En l’occurrence, le retenu avant son placement en rétention a fait l’objet d’une condamnation à 8 mois d’emprisonnement par le tribunal correctionnel le 30 avril 2025 pour des faits de violences volontaires aggravées ayant entrainé une incapacité de plus de 3 jours, qu’il a en outre fait |'objet de différents signalements au FAED ; Ainsi, la prolongation de la rétention est de nature à prévenir le trouble à l’ordre public constitué par la présence de M. [G] sur le territoire français.
Par ailleurs, les diligences aux fins d’assurer l’exécution de la mesure d’éloignement se poursuivent, les perspectives d’éloignement sont réelles à bref délai, le processus d’identification étant engagé et le laissez-passer consulaire attendu.
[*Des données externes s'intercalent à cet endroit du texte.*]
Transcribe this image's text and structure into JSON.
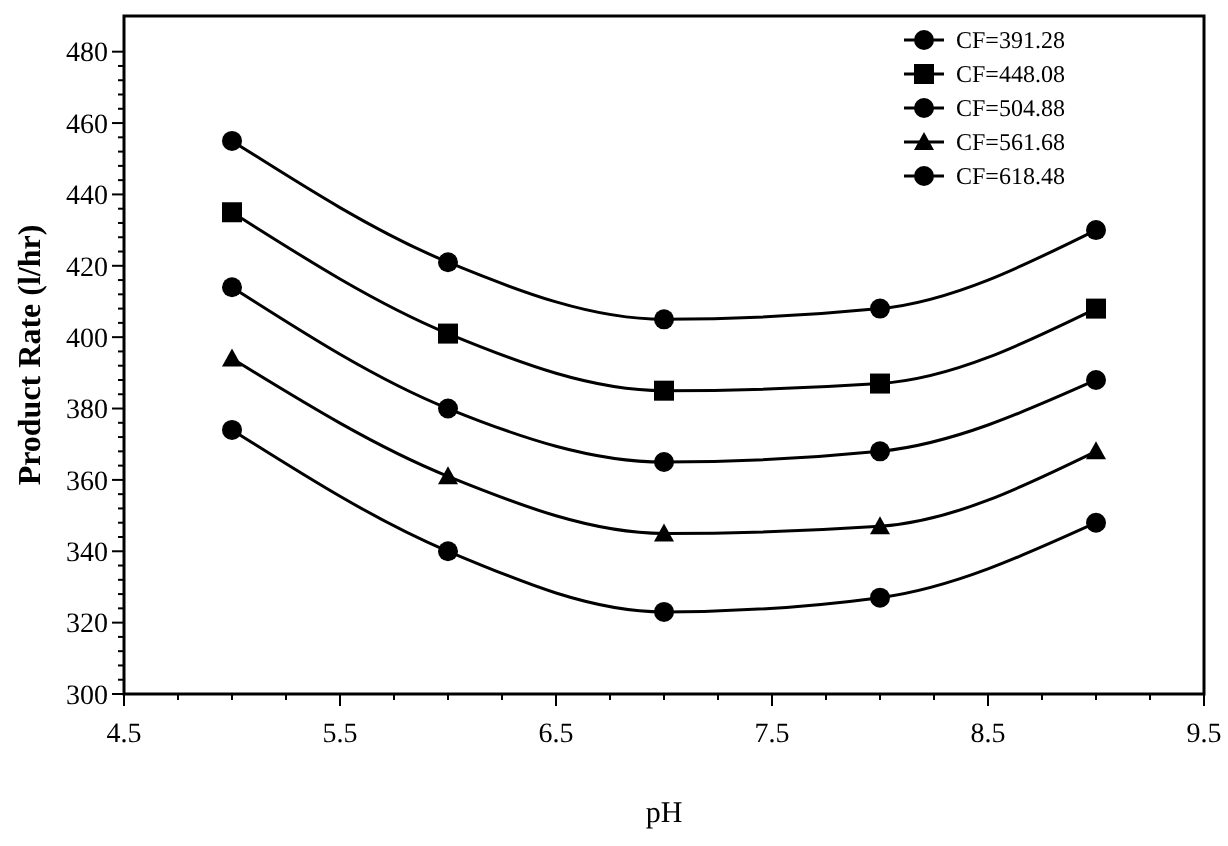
{
  "chart_data": {
    "type": "line",
    "xlabel": "pH",
    "ylabel": "Product Rate (l/hr)",
    "x": [
      5,
      6,
      7,
      8,
      9
    ],
    "series": [
      {
        "name": "CF=391.28",
        "color": "#000000",
        "marker": "circle",
        "values": [
          455,
          421,
          405,
          408,
          430
        ]
      },
      {
        "name": "CF=448.08",
        "color": "#000000",
        "marker": "square",
        "values": [
          435,
          401,
          385,
          387,
          408
        ]
      },
      {
        "name": "CF=504.88",
        "color": "#000000",
        "marker": "circle",
        "values": [
          414,
          380,
          365,
          368,
          388
        ]
      },
      {
        "name": "CF=561.68",
        "color": "#000000",
        "marker": "triangle",
        "values": [
          394,
          361,
          345,
          347,
          368
        ]
      },
      {
        "name": "CF=618.48",
        "color": "#000000",
        "marker": "circle",
        "values": [
          374,
          340,
          323,
          327,
          348
        ]
      }
    ],
    "xlim": [
      4.5,
      9.5
    ],
    "xticks": [
      4.5,
      5.5,
      6.5,
      7.5,
      8.5,
      9.5
    ],
    "ylim": [
      300,
      490
    ],
    "yticks": [
      300,
      320,
      340,
      360,
      380,
      400,
      420,
      440,
      460,
      480
    ],
    "grid": false,
    "legend": "top right",
    "line_style": "solid"
  }
}
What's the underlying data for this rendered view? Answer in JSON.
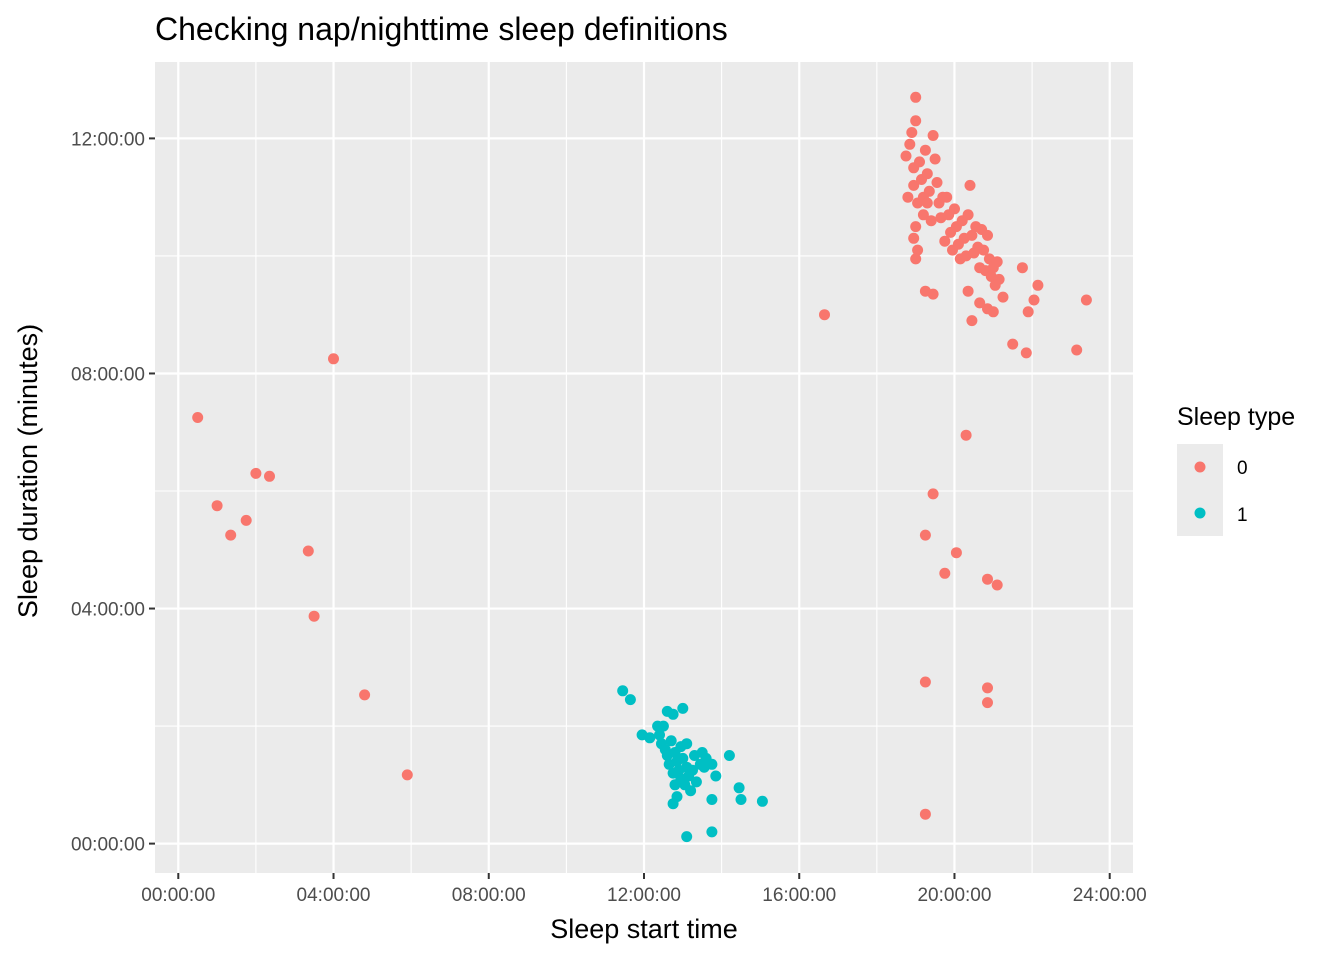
{
  "chart_data": {
    "type": "scatter",
    "title": "Checking nap/nighttime sleep definitions",
    "xlabel": "Sleep start time",
    "ylabel": "Sleep duration (minutes)",
    "x_unit": "hours",
    "y_unit": "hours",
    "xlim": [
      -0.6,
      24.6
    ],
    "ylim": [
      -0.5,
      13.3
    ],
    "x_ticks": [
      {
        "value": 0,
        "label": "00:00:00"
      },
      {
        "value": 4,
        "label": "04:00:00"
      },
      {
        "value": 8,
        "label": "08:00:00"
      },
      {
        "value": 12,
        "label": "12:00:00"
      },
      {
        "value": 16,
        "label": "16:00:00"
      },
      {
        "value": 20,
        "label": "20:00:00"
      },
      {
        "value": 24,
        "label": "24:00:00"
      }
    ],
    "y_ticks": [
      {
        "value": 0,
        "label": "00:00:00"
      },
      {
        "value": 4,
        "label": "04:00:00"
      },
      {
        "value": 8,
        "label": "08:00:00"
      },
      {
        "value": 12,
        "label": "12:00:00"
      }
    ],
    "grid": true,
    "legend": {
      "title": "Sleep type",
      "position": "right"
    },
    "series": [
      {
        "name": "0",
        "color": "#F8766D",
        "points": [
          [
            0.5,
            7.25
          ],
          [
            1.0,
            5.75
          ],
          [
            1.35,
            5.25
          ],
          [
            1.75,
            5.5
          ],
          [
            2.0,
            6.3
          ],
          [
            2.35,
            6.25
          ],
          [
            3.35,
            4.98
          ],
          [
            3.5,
            3.87
          ],
          [
            4.0,
            8.25
          ],
          [
            4.8,
            2.53
          ],
          [
            5.9,
            1.17
          ],
          [
            16.65,
            9.0
          ],
          [
            18.75,
            11.7
          ],
          [
            18.8,
            11.0
          ],
          [
            18.85,
            11.9
          ],
          [
            18.9,
            12.1
          ],
          [
            18.95,
            11.5
          ],
          [
            19.0,
            12.7
          ],
          [
            19.0,
            12.3
          ],
          [
            18.95,
            11.2
          ],
          [
            19.05,
            10.9
          ],
          [
            19.0,
            10.5
          ],
          [
            18.95,
            10.3
          ],
          [
            19.05,
            10.1
          ],
          [
            19.0,
            9.95
          ],
          [
            19.1,
            11.6
          ],
          [
            19.15,
            11.3
          ],
          [
            19.2,
            11.0
          ],
          [
            19.2,
            10.7
          ],
          [
            19.25,
            11.8
          ],
          [
            19.3,
            11.4
          ],
          [
            19.3,
            10.9
          ],
          [
            19.35,
            11.1
          ],
          [
            19.4,
            10.6
          ],
          [
            19.45,
            12.05
          ],
          [
            19.5,
            11.65
          ],
          [
            19.55,
            11.25
          ],
          [
            19.6,
            10.9
          ],
          [
            19.65,
            10.65
          ],
          [
            19.7,
            11.0
          ],
          [
            19.75,
            10.25
          ],
          [
            19.8,
            11.0
          ],
          [
            19.85,
            10.7
          ],
          [
            19.9,
            10.4
          ],
          [
            19.95,
            10.1
          ],
          [
            20.0,
            10.8
          ],
          [
            20.05,
            10.5
          ],
          [
            20.1,
            10.2
          ],
          [
            20.15,
            9.95
          ],
          [
            20.2,
            10.6
          ],
          [
            20.25,
            10.3
          ],
          [
            20.3,
            10.0
          ],
          [
            20.35,
            10.7
          ],
          [
            20.4,
            11.2
          ],
          [
            20.45,
            10.35
          ],
          [
            20.5,
            10.05
          ],
          [
            20.55,
            10.5
          ],
          [
            20.6,
            10.15
          ],
          [
            20.65,
            9.8
          ],
          [
            20.7,
            10.45
          ],
          [
            20.75,
            10.1
          ],
          [
            20.8,
            9.75
          ],
          [
            20.85,
            10.35
          ],
          [
            20.9,
            9.95
          ],
          [
            20.95,
            9.65
          ],
          [
            21.0,
            9.8
          ],
          [
            21.05,
            9.5
          ],
          [
            21.1,
            9.9
          ],
          [
            21.15,
            9.6
          ],
          [
            21.25,
            9.3
          ],
          [
            21.0,
            9.05
          ],
          [
            21.5,
            8.5
          ],
          [
            21.75,
            9.8
          ],
          [
            21.85,
            8.35
          ],
          [
            21.9,
            9.05
          ],
          [
            22.05,
            9.25
          ],
          [
            22.15,
            9.5
          ],
          [
            23.15,
            8.4
          ],
          [
            23.4,
            9.25
          ],
          [
            19.25,
            9.4
          ],
          [
            19.45,
            9.35
          ],
          [
            20.35,
            9.4
          ],
          [
            20.45,
            8.9
          ],
          [
            20.65,
            9.2
          ],
          [
            20.85,
            9.1
          ],
          [
            19.25,
            5.25
          ],
          [
            19.45,
            5.95
          ],
          [
            20.3,
            6.95
          ],
          [
            19.75,
            4.6
          ],
          [
            20.05,
            4.95
          ],
          [
            20.85,
            4.5
          ],
          [
            21.1,
            4.4
          ],
          [
            19.25,
            2.75
          ],
          [
            20.85,
            2.65
          ],
          [
            20.85,
            2.4
          ],
          [
            19.25,
            0.5
          ]
        ]
      },
      {
        "name": "1",
        "color": "#00BFC4",
        "points": [
          [
            11.45,
            2.6
          ],
          [
            11.65,
            2.45
          ],
          [
            11.95,
            1.85
          ],
          [
            12.15,
            1.8
          ],
          [
            12.35,
            2.0
          ],
          [
            12.4,
            1.85
          ],
          [
            12.45,
            1.7
          ],
          [
            12.5,
            2.0
          ],
          [
            12.55,
            1.6
          ],
          [
            12.6,
            1.5
          ],
          [
            12.6,
            2.25
          ],
          [
            12.65,
            1.35
          ],
          [
            12.7,
            1.75
          ],
          [
            12.75,
            1.2
          ],
          [
            12.75,
            2.2
          ],
          [
            12.8,
            1.55
          ],
          [
            12.8,
            1.0
          ],
          [
            12.85,
            1.4
          ],
          [
            12.85,
            0.8
          ],
          [
            12.9,
            1.25
          ],
          [
            12.95,
            1.65
          ],
          [
            12.95,
            1.1
          ],
          [
            13.0,
            1.45
          ],
          [
            13.0,
            2.3
          ],
          [
            13.05,
            1.0
          ],
          [
            13.1,
            1.3
          ],
          [
            13.1,
            1.7
          ],
          [
            13.15,
            1.15
          ],
          [
            13.2,
            0.9
          ],
          [
            13.25,
            1.25
          ],
          [
            13.3,
            1.5
          ],
          [
            13.35,
            1.05
          ],
          [
            13.45,
            1.35
          ],
          [
            13.5,
            1.55
          ],
          [
            13.55,
            1.3
          ],
          [
            13.6,
            1.45
          ],
          [
            13.75,
            1.35
          ],
          [
            13.85,
            1.15
          ],
          [
            14.2,
            1.5
          ],
          [
            14.45,
            0.95
          ],
          [
            14.5,
            0.75
          ],
          [
            13.75,
            0.75
          ],
          [
            15.05,
            0.72
          ],
          [
            12.75,
            0.68
          ],
          [
            13.75,
            0.2
          ],
          [
            13.1,
            0.12
          ]
        ]
      }
    ]
  }
}
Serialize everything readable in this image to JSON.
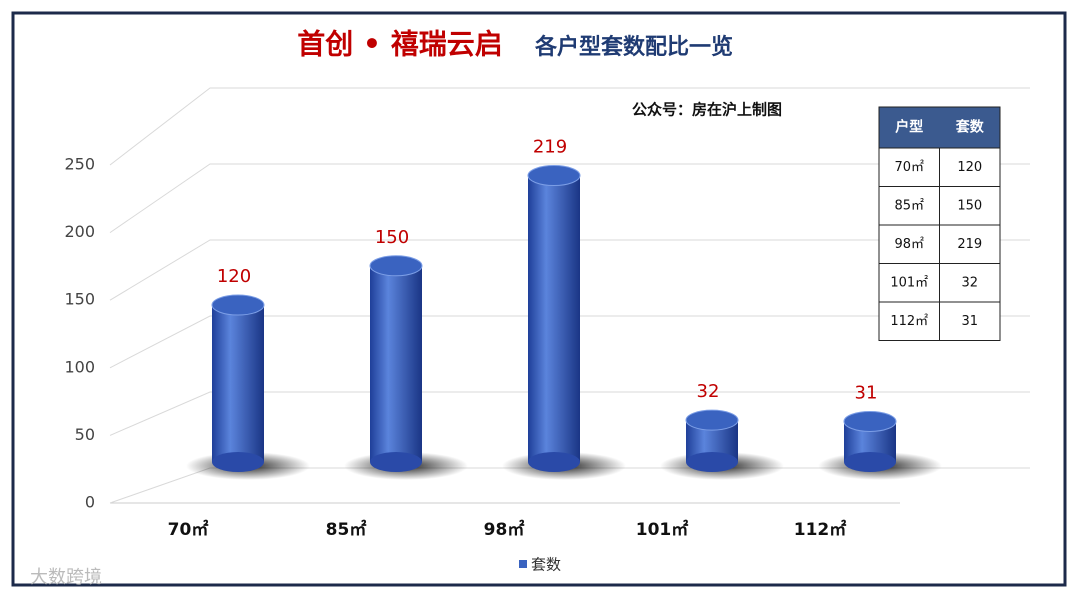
{
  "header": {
    "brand": "首创 • 禧瑞云启",
    "title": "各户型套数配比一览"
  },
  "chart_data": {
    "type": "bar3d",
    "subtitle": "公众号：房在沪上制图",
    "categories": [
      "70㎡",
      "85㎡",
      "98㎡",
      "101㎡",
      "112㎡"
    ],
    "series": [
      {
        "name": "套数",
        "color": "#3a63c0",
        "values": [
          120,
          150,
          219,
          32,
          31
        ]
      }
    ],
    "ylim": [
      0,
      250
    ],
    "yticks": [
      0,
      50,
      100,
      150,
      200,
      250
    ],
    "grid": true,
    "legend": "bottom"
  },
  "table": {
    "header": [
      "户型",
      "套数"
    ],
    "rows": [
      [
        "70㎡",
        120
      ],
      [
        "85㎡",
        150
      ],
      [
        "98㎡",
        219
      ],
      [
        "101㎡",
        32
      ],
      [
        "112㎡",
        31
      ]
    ]
  },
  "watermark": "大数跨境"
}
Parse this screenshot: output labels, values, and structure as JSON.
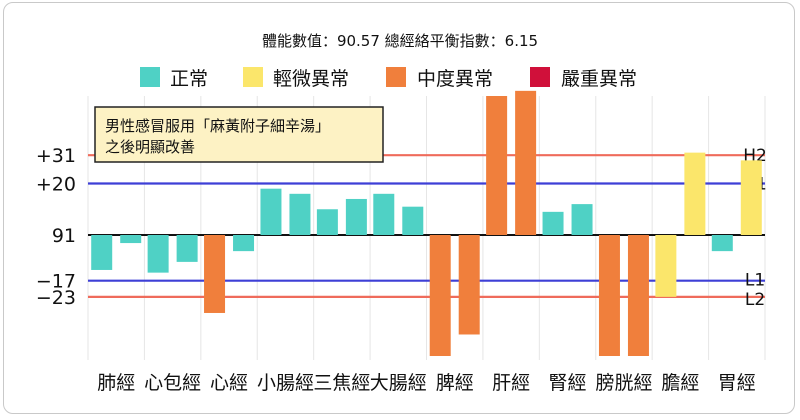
{
  "chart_data": {
    "type": "bar",
    "title": "體能數值：90.57 總經絡平衡指數：6.15",
    "legend": [
      {
        "label": "正常",
        "color": "#4fd1c5"
      },
      {
        "label": "輕微異常",
        "color": "#fbe66b"
      },
      {
        "label": "中度異常",
        "color": "#f07f3c"
      },
      {
        "label": "嚴重異常",
        "color": "#d0103a"
      }
    ],
    "baseline": 91,
    "y_ticks": [
      {
        "label": "+31",
        "value": 31
      },
      {
        "label": "+20",
        "value": 20
      },
      {
        "label": "91",
        "value": 0
      },
      {
        "label": "−17",
        "value": -17
      },
      {
        "label": "−23",
        "value": -23
      }
    ],
    "ylim": [
      -45,
      54
    ],
    "reference_lines": [
      {
        "label": "H2",
        "value": 31,
        "color": "#ef6b5b"
      },
      {
        "label": "H1",
        "value": 20,
        "color": "#3d3fd6"
      },
      {
        "label": "",
        "value": 0,
        "color": "#111111"
      },
      {
        "label": "L1",
        "value": -17,
        "color": "#3d3fd6"
      },
      {
        "label": "L2",
        "value": -23,
        "color": "#ef6b5b"
      }
    ],
    "categories": [
      "肺經",
      "心包經",
      "心經",
      "小腸經",
      "三焦經",
      "大腸經",
      "脾經",
      "肝經",
      "腎經",
      "膀胱經",
      "膽經",
      "胃經"
    ],
    "bars": [
      [
        {
          "value": -13,
          "level": "正常"
        },
        {
          "value": -3,
          "level": "正常"
        }
      ],
      [
        {
          "value": -14,
          "level": "正常"
        },
        {
          "value": -10,
          "level": "正常"
        }
      ],
      [
        {
          "value": -29,
          "level": "中度異常"
        },
        {
          "value": -6,
          "level": "正常"
        }
      ],
      [
        {
          "value": 18,
          "level": "正常"
        },
        {
          "value": 16,
          "level": "正常"
        }
      ],
      [
        {
          "value": 10,
          "level": "正常"
        },
        {
          "value": 14,
          "level": "正常"
        }
      ],
      [
        {
          "value": 16,
          "level": "正常"
        },
        {
          "value": 11,
          "level": "正常"
        }
      ],
      [
        {
          "value": -45,
          "level": "中度異常"
        },
        {
          "value": -37,
          "level": "中度異常"
        }
      ],
      [
        {
          "value": 54,
          "level": "中度異常"
        },
        {
          "value": 56,
          "level": "中度異常"
        }
      ],
      [
        {
          "value": 9,
          "level": "正常"
        },
        {
          "value": 12,
          "level": "正常"
        }
      ],
      [
        {
          "value": -48,
          "level": "中度異常"
        },
        {
          "value": -48,
          "level": "中度異常"
        }
      ],
      [
        {
          "value": -23,
          "level": "輕微異常"
        },
        {
          "value": 32,
          "level": "輕微異常"
        }
      ],
      [
        {
          "value": -6,
          "level": "正常"
        },
        {
          "value": 29,
          "level": "輕微異常"
        }
      ]
    ],
    "annotation": {
      "lines": [
        "男性感冒服用「麻黃附子細辛湯」",
        "之後明顯改善"
      ]
    },
    "grid": "vertical"
  }
}
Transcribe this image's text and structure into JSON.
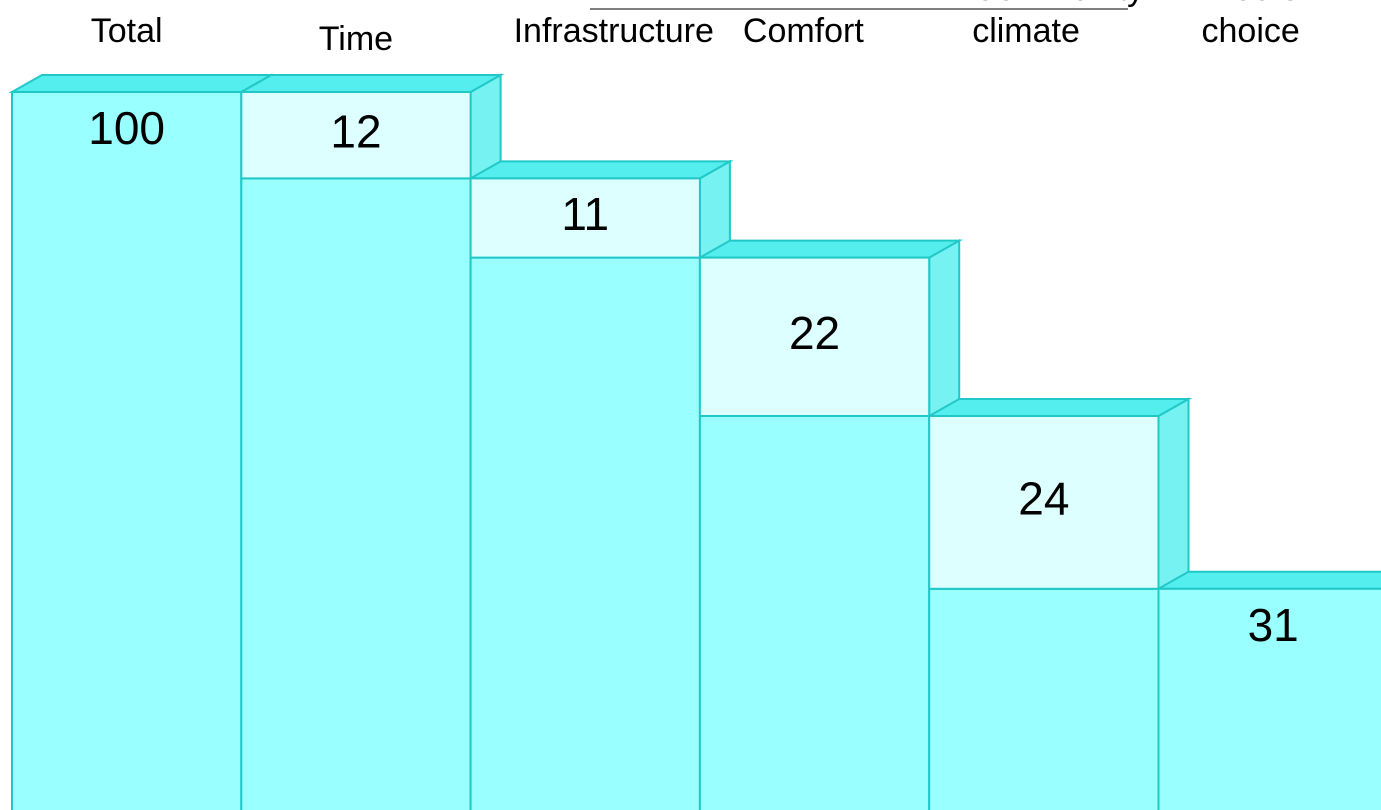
{
  "chart_data": {
    "type": "waterfall",
    "categories": [
      [
        "Total"
      ],
      [
        "Time"
      ],
      [
        "Infrastructure"
      ],
      [
        "Comfort"
      ],
      [
        "Community",
        "climate"
      ],
      [
        "Free of",
        "choice"
      ]
    ],
    "values": [
      100,
      12,
      11,
      22,
      24,
      31
    ],
    "color": "#99ffff",
    "change_color": "#ddffff",
    "top_color": "#55eeee",
    "side_color": "#77f2f2",
    "edge_color": "#22c8c8"
  }
}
Dans ces circonstances, et alors qu’aucune pièce n’atteste de la volonté d’insertion ou de réhabilitation du retenu, la menace à l’ordre public perdure donc au sens de l’article L.742-5 précité et doit être considérée comme établie à la date à laquelle le préfet a saisi le juge.
L’administration, qui a procédé aux diligences utiles de saisine du consulat, peut donc se fonder sur cette disposition, sans qu’il y ait lieu de statuer les autres critères, pour solliciter une troisième prolongation de rétention.
Il s’en déduit que la déclaration d’appel est irrecevable au sens de l’article L. 743-23 du code précité.
PAR CES MOTIFS
REJETONS la déclaration d’appel,
ORDONNONS la remise immédiate au procureur général d’une expédition de la présente ordonnance.
Fait à [Localité 3] le 30 juin 2025 à 10h01
LE GREFFIER, LE PRÉSIDENT,
REÇU NOTIFICATION DE L’ORDONNANCE ET DE L’EXERCICE DES VOIES DE RECOURS :
Pour information :
L’ordonnance n’est pas susceptible d’opposition.
Le pourvoi en cassation est ouvert à l’étranger, à l’autorité administrative qui a prononcé le maintien en zone d’attente ou la rétention et au ministère public.
Le délai de pourvoi en cassation est de deux mois à compter de la notification.
Le pourvoi est formé par déclaration écrite remise au secrétariat greffe de la Cour de cassation par l’avocat au Conseil d’Etat et à la Cour de cassation constitué par le demandeur.
Notification effectuée aux parties par LRAR ou télécopie et/ou courriel.